Procurado, o Banco do Brasil destacou que as operações que estariam enquadradas no programa dentro do período de validade da MP continuam valendo.
“O Banco do Brasil reafirma a assistência às micro, pequenas e médias empresas, corroborada pelos desembolsos a esse segmento em programas de crédito emergencial no montante de R$ 14 bilhões, ocorridos até 30 de setembro de 2020. Desse total, R$ 6,3 bilhões têm enquadramento no CGPE”.
Já o Santander disse que ainda não parou de operar, mas deixará caso a proposta não seja aprovada.

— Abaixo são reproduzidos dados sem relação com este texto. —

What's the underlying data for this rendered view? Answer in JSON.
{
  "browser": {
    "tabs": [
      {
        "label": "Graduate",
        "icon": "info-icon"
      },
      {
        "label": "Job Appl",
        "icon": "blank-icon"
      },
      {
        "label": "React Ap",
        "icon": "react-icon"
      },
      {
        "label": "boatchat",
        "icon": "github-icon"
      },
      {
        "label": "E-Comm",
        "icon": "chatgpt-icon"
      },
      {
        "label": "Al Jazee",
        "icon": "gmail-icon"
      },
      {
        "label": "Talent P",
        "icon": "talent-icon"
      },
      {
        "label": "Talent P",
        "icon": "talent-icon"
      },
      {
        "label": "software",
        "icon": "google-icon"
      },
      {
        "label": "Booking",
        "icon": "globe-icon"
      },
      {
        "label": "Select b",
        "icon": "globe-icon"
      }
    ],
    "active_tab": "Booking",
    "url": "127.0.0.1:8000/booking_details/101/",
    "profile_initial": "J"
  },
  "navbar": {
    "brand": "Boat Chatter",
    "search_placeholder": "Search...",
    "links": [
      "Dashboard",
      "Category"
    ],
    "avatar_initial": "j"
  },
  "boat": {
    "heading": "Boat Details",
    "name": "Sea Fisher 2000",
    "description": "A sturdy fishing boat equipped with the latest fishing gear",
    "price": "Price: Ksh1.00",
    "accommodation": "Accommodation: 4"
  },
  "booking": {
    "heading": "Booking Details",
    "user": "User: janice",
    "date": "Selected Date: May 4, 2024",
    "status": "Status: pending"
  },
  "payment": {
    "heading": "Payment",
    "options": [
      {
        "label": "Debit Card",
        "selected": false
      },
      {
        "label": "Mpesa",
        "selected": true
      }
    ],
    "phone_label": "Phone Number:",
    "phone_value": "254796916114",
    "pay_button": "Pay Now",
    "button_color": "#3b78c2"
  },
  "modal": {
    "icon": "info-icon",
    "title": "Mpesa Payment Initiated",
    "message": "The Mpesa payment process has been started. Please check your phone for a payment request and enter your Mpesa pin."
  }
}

Na avaliação da instituição, a CGPE ajudou a estimular as concessões para pequenas empresas.
“A descontinuidade do produto não significa que haverá restrição de oferta de crédito, pois os clientes elegíveis continuarão a ter acesso a outras linhas disponíveis, como o Capital de Giro”, disse.
O Itaú Unibanco já suspendeu as contratações das linhas do CGPE por conta do vencimento da Medida Provisória, mas ressaltou que os contratos feitos no período de validade da MP continuarão ativos.
“Para pequenas e médias empresas, o Itaú já repassou mais de R$ 20 bilhões em linhas emergenciais do governo, via Pronampe, custeio de folhas de pagamentos, FGI (Fundo Garantidor para investimentos) e o próprio CGPE, este com o desembolso de aproximadamente R$ 2 bilhões”.
Na avaliação do relator da MP, a perda de validade da medida traz um prejuízo para as pequenas e médias empresas que poderiam se beneficiar da liberação de crédito.
Segundo deputado Glaustin da Fokus, faltou a articulação por parte do governo para destravar as votações:
— Faltou o diálogo de governo com partidos de base, de oposição, faltou isso. Eu fiz vários alertas a isso para o governo, eu tratei disso com o líder (do governo na Câmara) Ricardo Barros (PP-PR) para que chamasse a turma para conversar, fui algumas vezes na oposição conversar, mas acabei não conseguindo porque a briga estava muito na esfera superior.